Читаем Do You Dream of Terra-Two? полностью

‘Is it lame that I’m excited?’ Juno said, with a shy smile. They had grown up with pictures of famous and long-dead astronauts planting trees at the British Interplanetary Society, in the Garden of Flight. Pumpkin-orange in their flight suits, sprinkling dirt over the roots as they might over a lover’s grave. It was a ritual the Brits borrowed from the Russians, who planted saplings in Cosmonauts’ Grove near their launch site in Baikonur. Space enthusiasts still made the pilgrimage to see the 100-year-old oak tree planted by the first man in space. Astrid was excited too. She wondered if, in another century, people might touch the dirt at the roots of her own tree, mouth silent prayers for the other distant Earth that the Beta would be the first to stand on.

‘It feels like graduation, almost,’ Poppy said. ‘Like we’re finally real astronauts.’

‘We are,’ Harry said.

‘We will be tomorrow,’ Juno said, ‘technically.’

‘And,’ Eliot said, ‘the garden will be in town. The BIS is near the Houses of Parliament. We’ll see all of London through the window. So you don’t have to feel like you’re missing anything.’

They all avoided each other’s gaze.

‘I thought I heard singing out here.’ Their flight surgeon, Dr Maggie Millburrow, entered the courtyard, wearing a transparent rain poncho over her lab coat. In the corner of her eye, Astrid thought she saw her crewmates straighten their backs, grow serious. They weren’t sure if they would be in trouble for getting out of their beds so early. But the doctor smiled at them, and ruffled Juno’s hair.

‘We were just talking about the tree-planting ceremony,’ Astrid said.

‘I see.’ Dr Millburrow smiled a little. ‘I’m excited too. The birch I planted died while I was on Luna-Nine. They say it’s bad luck, though the mission was a success. Fingers crossed this time.’

She glanced at her watch. ‘The kitchen staff have told me that there’s been a problem with breakfast.’ A pang of guilty nerves made Astrid’s heart flutter, and the blood burned in her face. She lowered her eyes, hoping that no one would notice. ‘It’s delayed by ninety minutes, so your medical checks have been brought forward to fill the time instead. Good to get them over with before the morning briefing. Commander Sheppard and Igor Bovarin have an engagement and so won’t be there but we’ll see them at 12.30 at the tree-planting ceremony. I have to tell you now though, I’ve been informed that anyone who does not pass the medical check this morning can’t be cleared to travel. Safety precaution. We don’t want to take any risks this close to launch.’


AFTER HER MEDICAL EXAMINATION, Astrid found Ara throwing up in the toilet.

‘Did they clear you?’ she asked, fingering the green ‘cleared’ tag they had just snapped onto her wrist. Peering around the open door of the cubicle, Astrid recoiled at the pungent tang of vomit, clutching her own stomach. ‘Are you sick?’
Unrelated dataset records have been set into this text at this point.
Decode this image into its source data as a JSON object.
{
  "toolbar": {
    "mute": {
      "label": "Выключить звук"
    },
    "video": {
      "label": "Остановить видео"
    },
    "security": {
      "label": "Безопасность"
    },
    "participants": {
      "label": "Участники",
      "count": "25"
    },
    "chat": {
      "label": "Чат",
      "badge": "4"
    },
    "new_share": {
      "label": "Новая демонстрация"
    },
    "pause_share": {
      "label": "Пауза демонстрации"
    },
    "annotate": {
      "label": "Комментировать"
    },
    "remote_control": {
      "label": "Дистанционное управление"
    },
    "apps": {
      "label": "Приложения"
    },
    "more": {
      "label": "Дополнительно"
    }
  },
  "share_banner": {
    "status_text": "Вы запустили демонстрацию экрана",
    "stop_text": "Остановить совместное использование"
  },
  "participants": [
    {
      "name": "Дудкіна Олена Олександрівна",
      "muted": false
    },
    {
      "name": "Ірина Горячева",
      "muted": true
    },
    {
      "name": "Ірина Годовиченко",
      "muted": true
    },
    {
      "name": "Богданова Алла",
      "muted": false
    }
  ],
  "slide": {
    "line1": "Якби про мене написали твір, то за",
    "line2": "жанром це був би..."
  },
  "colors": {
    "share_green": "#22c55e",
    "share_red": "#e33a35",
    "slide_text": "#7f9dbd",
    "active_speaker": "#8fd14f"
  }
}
‘I’m not sick,’ Ara gasped finally, sitting up to wipe the side of her mouth and waving her own green wristband. ‘There were butterflies in my stomach.’ Her eyes flitted back to the toilet as if they were actually in there, the butterflies, sunk in the water. Papery wings dissolving in bile. Ara flushed and then got unsteadily to her feet. Closing the cubicle door behind her, she rinsed her mouth out in the sink.

Astrid caught herself examining Ara’s reflection in the mirror. She looked a little green and the skin under her eyes was dark. Ara smiled at Astrid’s reflection in the glass.
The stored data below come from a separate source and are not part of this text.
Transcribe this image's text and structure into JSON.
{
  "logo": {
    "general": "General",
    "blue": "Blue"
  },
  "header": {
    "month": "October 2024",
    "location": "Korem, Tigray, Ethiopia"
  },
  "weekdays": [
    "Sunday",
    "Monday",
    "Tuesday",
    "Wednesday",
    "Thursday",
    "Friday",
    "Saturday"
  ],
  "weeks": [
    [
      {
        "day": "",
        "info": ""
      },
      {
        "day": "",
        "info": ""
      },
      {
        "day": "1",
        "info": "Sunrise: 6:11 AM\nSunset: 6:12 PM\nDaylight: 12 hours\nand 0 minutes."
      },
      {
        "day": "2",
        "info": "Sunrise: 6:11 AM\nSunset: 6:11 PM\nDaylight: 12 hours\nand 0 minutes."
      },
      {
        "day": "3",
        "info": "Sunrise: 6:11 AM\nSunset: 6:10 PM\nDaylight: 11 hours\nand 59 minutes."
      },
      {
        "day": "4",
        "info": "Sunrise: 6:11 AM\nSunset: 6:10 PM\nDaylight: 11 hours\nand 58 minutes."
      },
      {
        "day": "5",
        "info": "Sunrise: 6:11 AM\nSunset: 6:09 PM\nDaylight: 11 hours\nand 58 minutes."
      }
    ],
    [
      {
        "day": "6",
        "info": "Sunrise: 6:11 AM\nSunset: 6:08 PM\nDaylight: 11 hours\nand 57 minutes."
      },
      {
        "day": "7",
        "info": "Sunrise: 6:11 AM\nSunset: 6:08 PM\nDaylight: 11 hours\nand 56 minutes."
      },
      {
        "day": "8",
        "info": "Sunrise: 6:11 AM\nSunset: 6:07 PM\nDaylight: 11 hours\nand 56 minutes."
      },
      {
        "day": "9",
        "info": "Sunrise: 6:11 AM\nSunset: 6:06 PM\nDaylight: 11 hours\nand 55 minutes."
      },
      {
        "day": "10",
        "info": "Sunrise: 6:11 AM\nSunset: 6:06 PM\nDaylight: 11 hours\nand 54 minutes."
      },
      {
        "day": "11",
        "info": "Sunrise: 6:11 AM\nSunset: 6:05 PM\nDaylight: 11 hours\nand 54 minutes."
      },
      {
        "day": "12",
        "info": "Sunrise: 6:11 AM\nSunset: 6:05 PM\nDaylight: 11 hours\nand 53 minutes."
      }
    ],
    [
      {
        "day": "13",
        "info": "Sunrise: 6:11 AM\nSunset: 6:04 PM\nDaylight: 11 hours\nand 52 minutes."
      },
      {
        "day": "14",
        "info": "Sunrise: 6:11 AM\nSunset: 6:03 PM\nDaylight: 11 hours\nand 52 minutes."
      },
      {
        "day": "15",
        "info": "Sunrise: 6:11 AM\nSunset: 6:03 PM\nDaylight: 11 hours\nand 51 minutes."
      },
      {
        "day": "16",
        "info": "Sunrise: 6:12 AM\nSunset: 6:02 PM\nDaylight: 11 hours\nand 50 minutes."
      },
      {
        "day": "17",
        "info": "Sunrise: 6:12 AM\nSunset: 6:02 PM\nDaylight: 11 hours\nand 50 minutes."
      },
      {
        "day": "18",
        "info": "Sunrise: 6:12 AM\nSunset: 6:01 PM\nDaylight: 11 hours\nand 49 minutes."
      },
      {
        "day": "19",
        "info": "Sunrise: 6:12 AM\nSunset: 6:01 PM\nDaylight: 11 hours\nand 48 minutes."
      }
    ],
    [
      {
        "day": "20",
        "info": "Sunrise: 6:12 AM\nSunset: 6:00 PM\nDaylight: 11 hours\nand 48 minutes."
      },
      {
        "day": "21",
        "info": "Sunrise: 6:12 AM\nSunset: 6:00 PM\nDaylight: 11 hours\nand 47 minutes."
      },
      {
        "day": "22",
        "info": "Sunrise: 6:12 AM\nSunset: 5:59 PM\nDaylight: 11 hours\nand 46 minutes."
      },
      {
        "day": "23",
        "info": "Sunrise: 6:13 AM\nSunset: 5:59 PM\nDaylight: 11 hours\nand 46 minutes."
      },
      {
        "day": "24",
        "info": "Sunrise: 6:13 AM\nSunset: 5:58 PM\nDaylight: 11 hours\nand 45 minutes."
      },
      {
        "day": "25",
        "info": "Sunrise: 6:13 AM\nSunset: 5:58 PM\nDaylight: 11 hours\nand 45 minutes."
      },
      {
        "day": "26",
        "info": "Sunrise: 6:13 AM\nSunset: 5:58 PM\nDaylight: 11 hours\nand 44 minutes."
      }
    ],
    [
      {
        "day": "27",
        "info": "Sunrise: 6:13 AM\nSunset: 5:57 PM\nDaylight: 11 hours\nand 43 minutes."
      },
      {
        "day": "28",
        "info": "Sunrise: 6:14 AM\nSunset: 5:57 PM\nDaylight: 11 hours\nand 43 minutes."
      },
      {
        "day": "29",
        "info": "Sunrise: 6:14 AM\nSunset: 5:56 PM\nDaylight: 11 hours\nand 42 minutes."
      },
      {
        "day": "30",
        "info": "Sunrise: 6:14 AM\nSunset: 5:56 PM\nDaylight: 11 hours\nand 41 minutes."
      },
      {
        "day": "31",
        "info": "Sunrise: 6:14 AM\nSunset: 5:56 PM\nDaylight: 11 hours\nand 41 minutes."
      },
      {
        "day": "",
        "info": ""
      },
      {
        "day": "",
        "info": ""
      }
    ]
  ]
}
Ara was not beautiful, but had inherited her Indian mother’s thick black hair, which fell in heavy waves past her waist and smelt of the jasmine oil she rubbed into it. She had spent years of her childhood in the North, so her tongue still tripped prettily over words like laugh and grass. In their first year at Dalton, she had told the other students that she could speak to the wind and everyone had believed her or wanted to believe her, because her eyes were black as magic and sometimes when she spoke a gust did pick up, knocking leaves across the field.

Astrid watched as her friend lifted her head and eclipsed the sun, which was beaming through the window behind her. She envied Ara. People who knew her had always been certain that she would be selected for the Beta, that she belonged amongst the constellations, although they’d also been mistakenly sure she would be selected to be their commander-in-training.

‘This is a great day.’ Ara turned to point out the dispersing clouds. ‘Can you feel it too, Astrid? It’s like being in love, you know. So sweet it’s painful, almost … everything is beautiful, but everything hurts.’

‘It’s because we’re saying goodbye all the time now,’ Astrid said. ‘It’s kind of exhausting.’